On 2019-02-08 10:33, Simon King wrote:
> On 2019-02-08, Daniel Krenn <[email protected]> wrote:
>> Let I be an ideal. Then I might want to compute something involving
>> Groebner basis, e.g. computing I.variety().
>> Now suppose one wants to select a particular algorithm for the
>> computation of the Groebner basis. Then (due to caching) I use something
>> along the lines of
>>
>>   GB = I.groebner_basis(algorithm='libsingular:slimgb')
>>   I.groebner_basis.set_cache(GB)
>>   I.variety()
>>
>> Is this the intended way of doing so?
> 
> I guess not. I would expect that I.groebner_basis uses caching
> regardless of the used algorithm.

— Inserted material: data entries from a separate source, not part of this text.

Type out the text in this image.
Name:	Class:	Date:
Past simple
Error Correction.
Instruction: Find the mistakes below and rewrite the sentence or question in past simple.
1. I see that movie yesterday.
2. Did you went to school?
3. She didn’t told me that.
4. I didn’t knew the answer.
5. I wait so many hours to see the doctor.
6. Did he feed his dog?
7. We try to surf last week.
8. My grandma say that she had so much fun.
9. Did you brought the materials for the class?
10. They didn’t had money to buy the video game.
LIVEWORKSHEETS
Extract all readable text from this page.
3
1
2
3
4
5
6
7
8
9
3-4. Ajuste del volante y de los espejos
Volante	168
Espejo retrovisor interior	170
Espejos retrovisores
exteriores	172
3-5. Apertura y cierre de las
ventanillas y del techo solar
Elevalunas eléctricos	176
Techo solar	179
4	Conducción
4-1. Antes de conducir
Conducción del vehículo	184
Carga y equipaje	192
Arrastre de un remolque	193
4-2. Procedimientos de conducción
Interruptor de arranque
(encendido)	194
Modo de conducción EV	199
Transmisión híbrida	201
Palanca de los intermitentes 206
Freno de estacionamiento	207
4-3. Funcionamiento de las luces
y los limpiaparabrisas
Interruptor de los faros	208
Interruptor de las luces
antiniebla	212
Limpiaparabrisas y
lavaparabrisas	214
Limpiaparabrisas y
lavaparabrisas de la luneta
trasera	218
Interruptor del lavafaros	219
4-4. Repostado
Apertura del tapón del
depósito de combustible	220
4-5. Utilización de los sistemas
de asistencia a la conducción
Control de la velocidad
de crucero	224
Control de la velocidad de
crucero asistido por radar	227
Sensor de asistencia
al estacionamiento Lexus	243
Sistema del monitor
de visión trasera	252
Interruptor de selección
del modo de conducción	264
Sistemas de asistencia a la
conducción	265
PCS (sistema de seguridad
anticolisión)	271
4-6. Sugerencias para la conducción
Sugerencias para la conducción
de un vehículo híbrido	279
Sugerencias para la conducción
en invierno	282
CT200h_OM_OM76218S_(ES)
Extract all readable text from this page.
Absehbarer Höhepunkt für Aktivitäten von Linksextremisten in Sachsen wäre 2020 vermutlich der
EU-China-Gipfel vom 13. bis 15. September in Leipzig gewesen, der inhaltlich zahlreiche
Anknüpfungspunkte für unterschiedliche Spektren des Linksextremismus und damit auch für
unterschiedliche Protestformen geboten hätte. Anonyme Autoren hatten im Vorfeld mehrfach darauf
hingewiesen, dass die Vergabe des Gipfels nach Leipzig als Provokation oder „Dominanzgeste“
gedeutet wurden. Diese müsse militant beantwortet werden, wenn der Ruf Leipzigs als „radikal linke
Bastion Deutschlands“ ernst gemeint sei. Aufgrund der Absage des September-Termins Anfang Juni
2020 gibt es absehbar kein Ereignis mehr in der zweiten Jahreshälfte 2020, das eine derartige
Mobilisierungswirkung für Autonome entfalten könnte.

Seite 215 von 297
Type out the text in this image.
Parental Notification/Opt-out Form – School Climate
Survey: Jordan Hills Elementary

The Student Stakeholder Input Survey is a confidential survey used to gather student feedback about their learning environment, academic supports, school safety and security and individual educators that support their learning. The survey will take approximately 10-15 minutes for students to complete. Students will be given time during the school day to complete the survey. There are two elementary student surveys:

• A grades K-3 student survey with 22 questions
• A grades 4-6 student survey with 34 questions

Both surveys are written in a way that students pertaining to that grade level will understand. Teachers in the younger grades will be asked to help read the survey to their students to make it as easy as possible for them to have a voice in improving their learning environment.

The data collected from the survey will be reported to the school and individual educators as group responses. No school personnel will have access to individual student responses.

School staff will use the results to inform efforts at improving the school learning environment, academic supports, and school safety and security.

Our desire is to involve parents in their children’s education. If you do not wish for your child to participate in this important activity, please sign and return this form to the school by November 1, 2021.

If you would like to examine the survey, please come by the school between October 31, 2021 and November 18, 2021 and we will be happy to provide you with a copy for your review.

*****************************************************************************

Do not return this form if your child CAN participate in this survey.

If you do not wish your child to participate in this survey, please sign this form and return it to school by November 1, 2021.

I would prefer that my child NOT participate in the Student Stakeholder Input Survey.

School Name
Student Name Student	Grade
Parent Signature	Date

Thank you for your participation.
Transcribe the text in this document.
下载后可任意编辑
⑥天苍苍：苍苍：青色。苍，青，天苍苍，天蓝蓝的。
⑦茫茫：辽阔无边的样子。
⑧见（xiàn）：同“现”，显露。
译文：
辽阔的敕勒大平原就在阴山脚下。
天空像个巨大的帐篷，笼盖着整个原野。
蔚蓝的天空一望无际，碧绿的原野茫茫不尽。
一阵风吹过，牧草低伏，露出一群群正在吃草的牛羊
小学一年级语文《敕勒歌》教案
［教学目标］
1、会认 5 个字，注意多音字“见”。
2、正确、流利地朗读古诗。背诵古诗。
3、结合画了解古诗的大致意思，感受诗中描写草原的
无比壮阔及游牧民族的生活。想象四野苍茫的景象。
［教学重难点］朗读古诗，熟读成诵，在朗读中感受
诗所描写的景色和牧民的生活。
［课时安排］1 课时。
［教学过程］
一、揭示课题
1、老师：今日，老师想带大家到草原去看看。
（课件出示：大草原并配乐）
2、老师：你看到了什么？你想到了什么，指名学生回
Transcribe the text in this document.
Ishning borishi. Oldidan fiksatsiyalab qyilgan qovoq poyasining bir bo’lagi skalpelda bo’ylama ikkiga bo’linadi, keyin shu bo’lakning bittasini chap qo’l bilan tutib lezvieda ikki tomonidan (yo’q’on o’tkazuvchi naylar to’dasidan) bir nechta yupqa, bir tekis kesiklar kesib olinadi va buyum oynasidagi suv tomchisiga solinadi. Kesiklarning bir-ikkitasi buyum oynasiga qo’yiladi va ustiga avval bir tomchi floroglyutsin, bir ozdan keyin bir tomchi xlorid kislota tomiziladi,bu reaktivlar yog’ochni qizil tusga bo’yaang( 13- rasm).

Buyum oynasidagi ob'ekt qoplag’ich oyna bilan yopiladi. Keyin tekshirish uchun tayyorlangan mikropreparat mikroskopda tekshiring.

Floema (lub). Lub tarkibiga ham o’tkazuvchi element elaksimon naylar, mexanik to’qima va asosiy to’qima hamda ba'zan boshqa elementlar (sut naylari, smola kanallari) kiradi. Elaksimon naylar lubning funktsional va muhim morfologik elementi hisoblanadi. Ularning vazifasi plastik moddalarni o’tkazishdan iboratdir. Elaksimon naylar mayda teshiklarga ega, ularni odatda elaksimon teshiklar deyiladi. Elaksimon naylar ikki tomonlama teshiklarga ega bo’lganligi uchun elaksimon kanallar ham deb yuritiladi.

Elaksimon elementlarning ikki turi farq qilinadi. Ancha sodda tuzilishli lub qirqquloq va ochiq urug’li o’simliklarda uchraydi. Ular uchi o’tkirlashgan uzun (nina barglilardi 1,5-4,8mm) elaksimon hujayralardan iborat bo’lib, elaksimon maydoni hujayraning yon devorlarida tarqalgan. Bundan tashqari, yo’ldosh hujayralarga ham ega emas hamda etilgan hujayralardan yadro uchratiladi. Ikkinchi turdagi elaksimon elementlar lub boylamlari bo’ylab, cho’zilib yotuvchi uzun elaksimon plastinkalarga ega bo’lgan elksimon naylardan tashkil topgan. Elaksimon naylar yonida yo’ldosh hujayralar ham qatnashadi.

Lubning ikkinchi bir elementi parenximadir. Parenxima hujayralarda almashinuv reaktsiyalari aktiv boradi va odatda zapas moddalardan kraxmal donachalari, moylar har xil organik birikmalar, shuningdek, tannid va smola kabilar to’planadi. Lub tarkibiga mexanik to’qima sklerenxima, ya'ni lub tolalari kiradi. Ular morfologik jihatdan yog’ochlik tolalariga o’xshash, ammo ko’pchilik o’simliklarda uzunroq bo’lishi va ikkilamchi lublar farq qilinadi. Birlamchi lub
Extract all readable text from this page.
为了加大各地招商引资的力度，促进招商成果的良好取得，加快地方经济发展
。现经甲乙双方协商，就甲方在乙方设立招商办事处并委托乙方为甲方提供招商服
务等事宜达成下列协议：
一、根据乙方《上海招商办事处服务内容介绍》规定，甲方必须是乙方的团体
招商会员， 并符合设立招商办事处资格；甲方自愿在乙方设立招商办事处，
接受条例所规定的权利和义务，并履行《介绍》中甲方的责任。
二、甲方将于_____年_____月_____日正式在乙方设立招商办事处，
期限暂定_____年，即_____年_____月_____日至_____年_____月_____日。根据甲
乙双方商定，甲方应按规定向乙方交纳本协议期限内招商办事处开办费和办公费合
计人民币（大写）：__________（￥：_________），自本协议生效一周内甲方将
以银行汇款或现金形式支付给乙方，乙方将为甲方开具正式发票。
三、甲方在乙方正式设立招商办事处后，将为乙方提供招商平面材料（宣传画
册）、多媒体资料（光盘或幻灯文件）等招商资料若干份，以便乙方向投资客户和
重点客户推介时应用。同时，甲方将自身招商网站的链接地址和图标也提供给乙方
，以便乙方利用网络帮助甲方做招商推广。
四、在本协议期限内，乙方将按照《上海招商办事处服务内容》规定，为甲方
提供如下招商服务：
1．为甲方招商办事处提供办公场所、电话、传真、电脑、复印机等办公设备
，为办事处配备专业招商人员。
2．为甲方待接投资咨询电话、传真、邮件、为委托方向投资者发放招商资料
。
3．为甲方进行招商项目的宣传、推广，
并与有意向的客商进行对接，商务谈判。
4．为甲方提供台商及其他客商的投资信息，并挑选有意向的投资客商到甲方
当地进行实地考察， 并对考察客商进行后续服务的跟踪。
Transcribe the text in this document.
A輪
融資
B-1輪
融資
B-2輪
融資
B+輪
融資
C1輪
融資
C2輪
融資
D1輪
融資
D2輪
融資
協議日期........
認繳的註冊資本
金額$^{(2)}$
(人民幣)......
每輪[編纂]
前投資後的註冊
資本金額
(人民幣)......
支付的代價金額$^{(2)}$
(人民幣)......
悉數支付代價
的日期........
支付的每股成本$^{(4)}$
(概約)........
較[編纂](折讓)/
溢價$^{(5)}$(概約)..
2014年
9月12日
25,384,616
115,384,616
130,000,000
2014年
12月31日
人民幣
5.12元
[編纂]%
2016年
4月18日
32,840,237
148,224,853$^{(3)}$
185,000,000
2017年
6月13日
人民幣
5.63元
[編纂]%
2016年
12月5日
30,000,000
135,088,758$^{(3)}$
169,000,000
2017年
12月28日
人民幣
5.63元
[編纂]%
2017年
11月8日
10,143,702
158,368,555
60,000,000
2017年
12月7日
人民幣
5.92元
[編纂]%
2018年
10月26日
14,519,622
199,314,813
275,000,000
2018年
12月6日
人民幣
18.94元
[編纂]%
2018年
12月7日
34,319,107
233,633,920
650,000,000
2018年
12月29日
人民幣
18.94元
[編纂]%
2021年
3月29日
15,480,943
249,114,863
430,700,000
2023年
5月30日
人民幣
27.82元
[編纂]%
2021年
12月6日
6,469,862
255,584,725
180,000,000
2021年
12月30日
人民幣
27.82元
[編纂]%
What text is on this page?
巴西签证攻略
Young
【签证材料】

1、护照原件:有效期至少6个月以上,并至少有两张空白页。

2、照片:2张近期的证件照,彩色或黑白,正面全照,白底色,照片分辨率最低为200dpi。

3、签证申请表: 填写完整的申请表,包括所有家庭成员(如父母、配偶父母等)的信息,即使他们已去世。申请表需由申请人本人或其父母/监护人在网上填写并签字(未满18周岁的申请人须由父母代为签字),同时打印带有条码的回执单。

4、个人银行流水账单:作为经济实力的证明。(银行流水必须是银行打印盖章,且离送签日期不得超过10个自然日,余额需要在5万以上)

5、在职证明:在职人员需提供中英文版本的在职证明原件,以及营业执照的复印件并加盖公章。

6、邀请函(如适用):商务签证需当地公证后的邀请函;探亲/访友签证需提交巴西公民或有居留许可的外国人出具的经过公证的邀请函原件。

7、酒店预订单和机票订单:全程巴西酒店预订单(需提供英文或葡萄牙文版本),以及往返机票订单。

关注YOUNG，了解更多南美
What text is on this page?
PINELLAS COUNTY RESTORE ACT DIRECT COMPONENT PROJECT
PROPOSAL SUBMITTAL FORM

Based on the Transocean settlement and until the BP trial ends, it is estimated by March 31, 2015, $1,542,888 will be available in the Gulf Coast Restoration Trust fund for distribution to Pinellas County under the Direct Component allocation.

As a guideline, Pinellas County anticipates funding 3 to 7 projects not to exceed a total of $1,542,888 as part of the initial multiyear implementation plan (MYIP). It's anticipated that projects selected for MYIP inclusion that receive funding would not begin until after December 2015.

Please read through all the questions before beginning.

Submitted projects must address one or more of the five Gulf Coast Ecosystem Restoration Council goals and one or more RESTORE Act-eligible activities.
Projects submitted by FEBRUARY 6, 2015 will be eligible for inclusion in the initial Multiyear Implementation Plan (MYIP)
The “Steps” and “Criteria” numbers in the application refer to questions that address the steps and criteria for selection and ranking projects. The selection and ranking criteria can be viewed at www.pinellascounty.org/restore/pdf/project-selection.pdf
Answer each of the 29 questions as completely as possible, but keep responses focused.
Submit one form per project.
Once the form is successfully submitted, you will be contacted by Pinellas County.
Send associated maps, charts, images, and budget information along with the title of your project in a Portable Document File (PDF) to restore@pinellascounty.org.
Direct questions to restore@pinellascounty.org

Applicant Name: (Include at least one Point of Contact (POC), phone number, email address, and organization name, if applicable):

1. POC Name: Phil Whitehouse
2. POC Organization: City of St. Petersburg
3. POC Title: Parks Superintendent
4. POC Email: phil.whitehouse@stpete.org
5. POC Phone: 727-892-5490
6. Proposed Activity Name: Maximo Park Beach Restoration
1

Are you sure that this is not the
> case?

Not the case; I've carefully checked the code.

> Or do you say that I.groebner_basis sets a cache item for each possible
> value of "algorithm" individually? That would probably be a bug (i.e.,
> please open a ticket).

Yes, this is what I am saying. And indeed my implied question is,
whether this is a bug.

> Why "probably"? *Reduced* Gröbner bases are unique, hence, they should
> be cached independently of the algorithm used to compute them. But some
> algorithms would only call *some* Gröbner basis, no *the* reduced
> Gröbner basis. So, in these cases it makes sense to not automatically
> cache the value.

And indeed again, this is why I didn't open a ticket up to now. On the
contrary, the one-line description says
  "Return the reduced Groebner basis of this ideal"
Therefore, the intended result is unique and therefore, we have a bug as
above).

Which algorithm does not return a *reduced* Gröbner basis?